Le réalisateur du documentaire, Barry Stevens, qui avait alors 68 ans, a lui-même passé des années à essayer de rechercher son propre père biologique. C’est ce qui l’a conduit à la clinique de fertilité de Mary Barton. Pour vérifier sa théorie, il a retrouvé le fils du couple et lui a demandé de réaliser un test ADN, qui a révélé qu’ils étaient demi-frères.

Barry Stevens a également découvert que son père biologique, Bertold Wiesner, était lié biologiquement à plus de 600 enfants, ce qu’il a documenté dans deux films, « Offspring » et « Bio-Dad ». On pense que Wiesner lui-même a fourni son sperme à environ ⅔ des clients de la clinique.

Mary Barton et Bertold Wiesner

Barry Stevens s’est alors rapproché de quelques femmes qui connaissaient Barton. Elles se souviennent toutes que Barton leur avait dit de garder la procédure secrète. En effet, en 1945, le British Medical Journal a publié un article sur le travail du couple.

Le parlement britannique parlait de criminaliser l’insémination artificielle, affirmant qu’il s’agissait « d’une procédure affreuse qui encourageait l’adultère et interférait avec la nature ».

En 1948, l’archevêque de Canterbury a réuni une commission religieuse qui a conclu que l’insémination artificielle était « mauvaise par principe » et qu’elle constituait « une violation du mariage ». Puis, en 1958, un comité de la Chambre des Lords a déclaré que « les enfants conçus par insémination artificielle devaient être considérés comme illégitimes ».

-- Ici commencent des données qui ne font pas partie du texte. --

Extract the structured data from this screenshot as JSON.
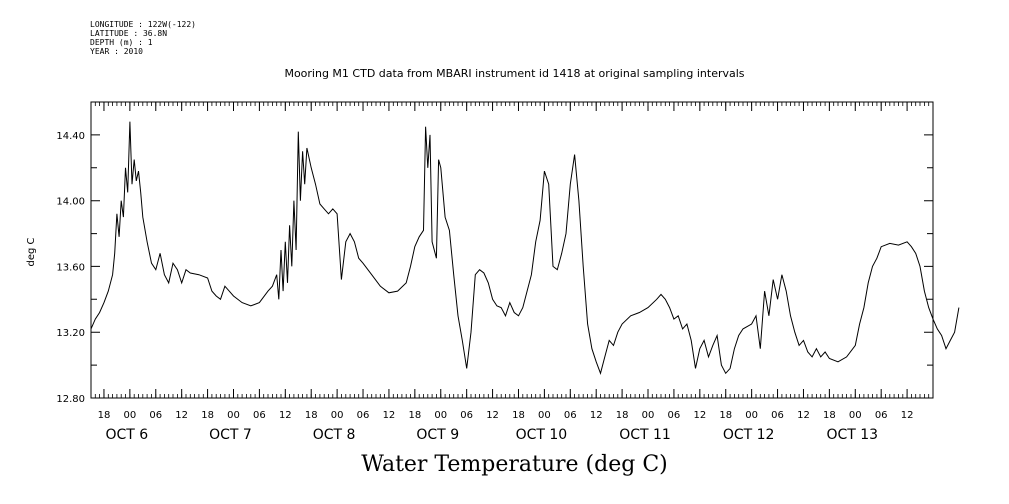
{
  "header": {
    "longitude": "LONGITUDE : 122W(-122)",
    "latitude": "LATITUDE : 36.8N",
    "depth": "DEPTH (m) : 1",
    "year": "YEAR : 2010"
  },
  "chart_data": {
    "type": "line",
    "title": "Mooring M1 CTD data from MBARI instrument id 1418 at original sampling intervals",
    "xlabel": "Water Temperature (deg C)",
    "ylabel": "deg C",
    "ylim": [
      12.8,
      14.6
    ],
    "xlim": [
      "2010-10-05T15:00",
      "2010-10-13T18:00"
    ],
    "y_ticks": [
      "12.80",
      "13.20",
      "13.60",
      "14.00",
      "14.40"
    ],
    "x_hour_ticks": [
      {
        "t": "2010-10-05T18:00",
        "label": "18"
      },
      {
        "t": "2010-10-06T00:00",
        "label": "00"
      },
      {
        "t": "2010-10-06T06:00",
        "label": "06"
      },
      {
        "t": "2010-10-06T12:00",
        "label": "12"
      },
      {
        "t": "2010-10-06T18:00",
        "label": "18"
      },
      {
        "t": "2010-10-07T00:00",
        "label": "00"
      },
      {
        "t": "2010-10-07T06:00",
        "label": "06"
      },
      {
        "t": "2010-10-07T12:00",
        "label": "12"
      },
      {
        "t": "2010-10-07T18:00",
        "label": "18"
      },
      {
        "t": "2010-10-08T00:00",
        "label": "00"
      },
      {
        "t": "2010-10-08T06:00",
        "label": "06"
      },
      {
        "t": "2010-10-08T12:00",
        "label": "12"
      },
      {
        "t": "2010-10-08T18:00",
        "label": "18"
      },
      {
        "t": "2010-10-09T00:00",
        "label": "00"
      },
      {
        "t": "2010-10-09T06:00",
        "label": "06"
      },
      {
        "t": "2010-10-09T12:00",
        "label": "12"
      },
      {
        "t": "2010-10-09T18:00",
        "label": "18"
      },
      {
        "t": "2010-10-10T00:00",
        "label": "00"
      },
      {
        "t": "2010-10-10T06:00",
        "label": "06"
      },
      {
        "t": "2010-10-10T12:00",
        "label": "12"
      },
      {
        "t": "2010-10-10T18:00",
        "label": "18"
      },
      {
        "t": "2010-10-11T00:00",
        "label": "00"
      },
      {
        "t": "2010-10-11T06:00",
        "label": "06"
      },
      {
        "t": "2010-10-11T12:00",
        "label": "12"
      },
      {
        "t": "2010-10-11T18:00",
        "label": "18"
      },
      {
        "t": "2010-10-12T00:00",
        "label": "00"
      },
      {
        "t": "2010-10-12T06:00",
        "label": "06"
      },
      {
        "t": "2010-10-12T12:00",
        "label": "12"
      },
      {
        "t": "2010-10-12T18:00",
        "label": "18"
      },
      {
        "t": "2010-10-13T00:00",
        "label": "00"
      },
      {
        "t": "2010-10-13T06:00",
        "label": "06"
      },
      {
        "t": "2010-10-13T12:00",
        "label": "12"
      }
    ],
    "x_day_labels": [
      {
        "t": "2010-10-06T00:00",
        "label": "OCT  6"
      },
      {
        "t": "2010-10-07T00:00",
        "label": "OCT  7"
      },
      {
        "t": "2010-10-08T00:00",
        "label": "OCT  8"
      },
      {
        "t": "2010-10-09T00:00",
        "label": "OCT  9"
      },
      {
        "t": "2010-10-10T00:00",
        "label": "OCT 10"
      },
      {
        "t": "2010-10-11T00:00",
        "label": "OCT 11"
      },
      {
        "t": "2010-10-12T00:00",
        "label": "OCT 12"
      },
      {
        "t": "2010-10-13T00:00",
        "label": "OCT 13"
      }
    ],
    "series": [
      {
        "color": "#000000",
        "points": [
          [
            "2010-10-05T15:00",
            13.22
          ],
          [
            "2010-10-05T16:00",
            13.28
          ],
          [
            "2010-10-05T17:00",
            13.32
          ],
          [
            "2010-10-05T18:00",
            13.38
          ],
          [
            "2010-10-05T19:00",
            13.45
          ],
          [
            "2010-10-05T20:00",
            13.55
          ],
          [
            "2010-10-05T20:30",
            13.68
          ],
          [
            "2010-10-05T21:00",
            13.92
          ],
          [
            "2010-10-05T21:30",
            13.78
          ],
          [
            "2010-10-05T22:00",
            14.0
          ],
          [
            "2010-10-05T22:30",
            13.9
          ],
          [
            "2010-10-05T23:00",
            14.2
          ],
          [
            "2010-10-05T23:30",
            14.05
          ],
          [
            "2010-10-06T00:00",
            14.48
          ],
          [
            "2010-10-06T00:30",
            14.1
          ],
          [
            "2010-10-06T01:00",
            14.25
          ],
          [
            "2010-10-06T01:30",
            14.12
          ],
          [
            "2010-10-06T02:00",
            14.18
          ],
          [
            "2010-10-06T02:30",
            14.05
          ],
          [
            "2010-10-06T03:00",
            13.9
          ],
          [
            "2010-10-06T04:00",
            13.75
          ],
          [
            "2010-10-06T05:00",
            13.62
          ],
          [
            "2010-10-06T06:00",
            13.58
          ],
          [
            "2010-10-06T07:00",
            13.68
          ],
          [
            "2010-10-06T08:00",
            13.55
          ],
          [
            "2010-10-06T09:00",
            13.5
          ],
          [
            "2010-10-06T10:00",
            13.62
          ],
          [
            "2010-10-06T11:00",
            13.58
          ],
          [
            "2010-10-06T12:00",
            13.5
          ],
          [
            "2010-10-06T13:00",
            13.58
          ],
          [
            "2010-10-06T14:00",
            13.56
          ],
          [
            "2010-10-06T16:00",
            13.55
          ],
          [
            "2010-10-06T18:00",
            13.53
          ],
          [
            "2010-10-06T19:00",
            13.45
          ],
          [
            "2010-10-06T20:00",
            13.42
          ],
          [
            "2010-10-06T21:00",
            13.4
          ],
          [
            "2010-10-06T22:00",
            13.48
          ],
          [
            "2010-10-06T23:00",
            13.45
          ],
          [
            "2010-10-07T00:00",
            13.42
          ],
          [
            "2010-10-07T02:00",
            13.38
          ],
          [
            "2010-10-07T04:00",
            13.36
          ],
          [
            "2010-10-07T06:00",
            13.38
          ],
          [
            "2010-10-07T08:00",
            13.45
          ],
          [
            "2010-10-07T09:00",
            13.48
          ],
          [
            "2010-10-07T10:00",
            13.55
          ],
          [
            "2010-10-07T10:30",
            13.4
          ],
          [
            "2010-10-07T11:00",
            13.7
          ],
          [
            "2010-10-07T11:30",
            13.45
          ],
          [
            "2010-10-07T12:00",
            13.75
          ],
          [
            "2010-10-07T12:30",
            13.5
          ],
          [
            "2010-10-07T13:00",
            13.85
          ],
          [
            "2010-10-07T13:30",
            13.6
          ],
          [
            "2010-10-07T14:00",
            14.0
          ],
          [
            "2010-10-07T14:30",
            13.7
          ],
          [
            "2010-10-07T15:00",
            14.42
          ],
          [
            "2010-10-07T15:30",
            14.0
          ],
          [
            "2010-10-07T16:00",
            14.3
          ],
          [
            "2010-10-07T16:30",
            14.1
          ],
          [
            "2010-10-07T17:00",
            14.32
          ],
          [
            "2010-10-07T18:00",
            14.2
          ],
          [
            "2010-10-07T19:00",
            14.1
          ],
          [
            "2010-10-07T20:00",
            13.98
          ],
          [
            "2010-10-07T21:00",
            13.95
          ],
          [
            "2010-10-07T22:00",
            13.92
          ],
          [
            "2010-10-07T23:00",
            13.95
          ],
          [
            "2010-10-08T00:00",
            13.92
          ],
          [
            "2010-10-08T01:00",
            13.52
          ],
          [
            "2010-10-08T02:00",
            13.75
          ],
          [
            "2010-10-08T03:00",
            13.8
          ],
          [
            "2010-10-08T04:00",
            13.75
          ],
          [
            "2010-10-08T05:00",
            13.65
          ],
          [
            "2010-10-08T06:00",
            13.62
          ],
          [
            "2010-10-08T08:00",
            13.55
          ],
          [
            "2010-10-08T10:00",
            13.48
          ],
          [
            "2010-10-08T12:00",
            13.44
          ],
          [
            "2010-10-08T14:00",
            13.45
          ],
          [
            "2010-10-08T16:00",
            13.5
          ],
          [
            "2010-10-08T17:00",
            13.6
          ],
          [
            "2010-10-08T18:00",
            13.72
          ],
          [
            "2010-10-08T19:00",
            13.78
          ],
          [
            "2010-10-08T20:00",
            13.82
          ],
          [
            "2010-10-08T20:30",
            14.45
          ],
          [
            "2010-10-08T21:00",
            14.2
          ],
          [
            "2010-10-08T21:30",
            14.4
          ],
          [
            "2010-10-08T22:00",
            13.75
          ],
          [
            "2010-10-08T23:00",
            13.65
          ],
          [
            "2010-10-08T23:30",
            14.25
          ],
          [
            "2010-10-09T00:00",
            14.2
          ],
          [
            "2010-10-09T01:00",
            13.9
          ],
          [
            "2010-10-09T02:00",
            13.82
          ],
          [
            "2010-10-09T03:00",
            13.55
          ],
          [
            "2010-10-09T04:00",
            13.3
          ],
          [
            "2010-10-09T05:00",
            13.15
          ],
          [
            "2010-10-09T06:00",
            12.98
          ],
          [
            "2010-10-09T07:00",
            13.2
          ],
          [
            "2010-10-09T08:00",
            13.55
          ],
          [
            "2010-10-09T09:00",
            13.58
          ],
          [
            "2010-10-09T10:00",
            13.56
          ],
          [
            "2010-10-09T11:00",
            13.5
          ],
          [
            "2010-10-09T12:00",
            13.4
          ],
          [
            "2010-10-09T13:00",
            13.36
          ],
          [
            "2010-10-09T14:00",
            13.35
          ],
          [
            "2010-10-09T15:00",
            13.3
          ],
          [
            "2010-10-09T16:00",
            13.38
          ],
          [
            "2010-10-09T17:00",
            13.32
          ],
          [
            "2010-10-09T18:00",
            13.3
          ],
          [
            "2010-10-09T19:00",
            13.35
          ],
          [
            "2010-10-09T20:00",
            13.45
          ],
          [
            "2010-10-09T21:00",
            13.55
          ],
          [
            "2010-10-09T22:00",
            13.75
          ],
          [
            "2010-10-09T23:00",
            13.88
          ],
          [
            "2010-10-10T00:00",
            14.18
          ],
          [
            "2010-10-10T01:00",
            14.1
          ],
          [
            "2010-10-10T02:00",
            13.6
          ],
          [
            "2010-10-10T03:00",
            13.58
          ],
          [
            "2010-10-10T04:00",
            13.68
          ],
          [
            "2010-10-10T05:00",
            13.8
          ],
          [
            "2010-10-10T06:00",
            14.1
          ],
          [
            "2010-10-10T07:00",
            14.28
          ],
          [
            "2010-10-10T08:00",
            14.0
          ],
          [
            "2010-10-10T09:00",
            13.6
          ],
          [
            "2010-10-10T10:00",
            13.25
          ],
          [
            "2010-10-10T11:00",
            13.1
          ],
          [
            "2010-10-10T12:00",
            13.02
          ],
          [
            "2010-10-10T13:00",
            12.95
          ],
          [
            "2010-10-10T14:00",
            13.05
          ],
          [
            "2010-10-10T15:00",
            13.15
          ],
          [
            "2010-10-10T16:00",
            13.12
          ],
          [
            "2010-10-10T17:00",
            13.2
          ],
          [
            "2010-10-10T18:00",
            13.25
          ],
          [
            "2010-10-10T20:00",
            13.3
          ],
          [
            "2010-10-10T22:00",
            13.32
          ],
          [
            "2010-10-11T00:00",
            13.35
          ],
          [
            "2010-10-11T02:00",
            13.4
          ],
          [
            "2010-10-11T03:00",
            13.43
          ],
          [
            "2010-10-11T04:00",
            13.4
          ],
          [
            "2010-10-11T05:00",
            13.35
          ],
          [
            "2010-10-11T06:00",
            13.28
          ],
          [
            "2010-10-11T07:00",
            13.3
          ],
          [
            "2010-10-11T08:00",
            13.22
          ],
          [
            "2010-10-11T09:00",
            13.25
          ],
          [
            "2010-10-11T10:00",
            13.15
          ],
          [
            "2010-10-11T11:00",
            12.98
          ],
          [
            "2010-10-11T12:00",
            13.1
          ],
          [
            "2010-10-11T13:00",
            13.15
          ],
          [
            "2010-10-11T14:00",
            13.05
          ],
          [
            "2010-10-11T15:00",
            13.12
          ],
          [
            "2010-10-11T16:00",
            13.18
          ],
          [
            "2010-10-11T17:00",
            13.0
          ],
          [
            "2010-10-11T18:00",
            12.95
          ],
          [
            "2010-10-11T19:00",
            12.98
          ],
          [
            "2010-10-11T20:00",
            13.1
          ],
          [
            "2010-10-11T21:00",
            13.18
          ],
          [
            "2010-10-11T22:00",
            13.22
          ],
          [
            "2010-10-12T00:00",
            13.25
          ],
          [
            "2010-10-12T01:00",
            13.3
          ],
          [
            "2010-10-12T02:00",
            13.1
          ],
          [
            "2010-10-12T03:00",
            13.45
          ],
          [
            "2010-10-12T04:00",
            13.3
          ],
          [
            "2010-10-12T05:00",
            13.52
          ],
          [
            "2010-10-12T06:00",
            13.4
          ],
          [
            "2010-10-12T07:00",
            13.55
          ],
          [
            "2010-10-12T08:00",
            13.45
          ],
          [
            "2010-10-12T09:00",
            13.3
          ],
          [
            "2010-10-12T10:00",
            13.2
          ],
          [
            "2010-10-12T11:00",
            13.12
          ],
          [
            "2010-10-12T12:00",
            13.15
          ],
          [
            "2010-10-12T13:00",
            13.08
          ],
          [
            "2010-10-12T14:00",
            13.05
          ],
          [
            "2010-10-12T15:00",
            13.1
          ],
          [
            "2010-10-12T16:00",
            13.05
          ],
          [
            "2010-10-12T17:00",
            13.08
          ],
          [
            "2010-10-12T18:00",
            13.04
          ],
          [
            "2010-10-12T20:00",
            13.02
          ],
          [
            "2010-10-12T22:00",
            13.05
          ],
          [
            "2010-10-13T00:00",
            13.12
          ],
          [
            "2010-10-13T01:00",
            13.25
          ],
          [
            "2010-10-13T02:00",
            13.35
          ],
          [
            "2010-10-13T03:00",
            13.5
          ],
          [
            "2010-10-13T04:00",
            13.6
          ],
          [
            "2010-10-13T05:00",
            13.65
          ],
          [
            "2010-10-13T06:00",
            13.72
          ],
          [
            "2010-10-13T08:00",
            13.74
          ],
          [
            "2010-10-13T10:00",
            13.73
          ],
          [
            "2010-10-13T12:00",
            13.75
          ],
          [
            "2010-10-13T13:00",
            13.72
          ],
          [
            "2010-10-13T14:00",
            13.68
          ],
          [
            "2010-10-13T15:00",
            13.6
          ],
          [
            "2010-10-13T16:00",
            13.45
          ],
          [
            "2010-10-13T17:00",
            13.35
          ],
          [
            "2010-10-13T18:00",
            13.28
          ],
          [
            "2010-10-13T19:00",
            13.22
          ],
          [
            "2010-10-13T20:00",
            13.18
          ],
          [
            "2010-10-13T21:00",
            13.1
          ],
          [
            "2010-10-13T22:00",
            13.15
          ],
          [
            "2010-10-13T23:00",
            13.2
          ],
          [
            "2010-10-14T00:00",
            13.35
          ]
        ]
      }
    ]
  }
}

Barry a précisé qu’il n’était pas certain que Mary fût au courant que son mari était le donateur principal de la clinique. Mais, qu’elle le sache ou pas, le secret était tout de même nécessaire.

600 frères et sœurs

La famille d’Adrianne a pris contact avec Barry et les deux ont fini par se rencontrer en 2016. Après avoir passé d’autres tests ADN de parenté, les résultats ont révélé qu’ils étaient également demi-frères et sœurs et que Bertold Wiesner était également le père biologique d’Adrianne.

Bien que les résultats aient révélé que l’homme qui a élevé Adrianne n’était pas son vrai père, elle affirme que ses sentiments à son égard n’ont pas changé et qu’elle l’aime toujours autant.

Au cours des cinq dernières années, Adrianne a réussi à trouver plus de 40 demi-frères et demi-sœurs dont l’âge varie entre 50 et 70 ans. Ils restent en contact par courrier électronique, se désignant collectivement sous le nom de « demi-frères et demi-sœurs », et ont mis au point un protocole pour accueillir les nouveaux membres du groupe.

Adrianne fait maintenant partie d’un mouvement politique en pleine expansion, en s’impliquant dans l’Alliance canadienne des donneurs-concepteurs. Ce groupe milite pour l’interdiction des dons anonymes de sperme et d’ovules et demande la conservation à long terme des dossiers médicaux des donneurs au profit des enfants conçus par ces derniers.

Aujourd’hui, au Canada, les donneurs sont tenus de répondre à un questionnaire sur leur santé. Toutefois, ces informations ne doivent être conservées que pendant dix ans, ce qui signifie qu’un enfant conçu par un donneur, ou ses parents, ne pourrait demander à accéder à son dossier médical que dans les dix ans qui suivent sa conception.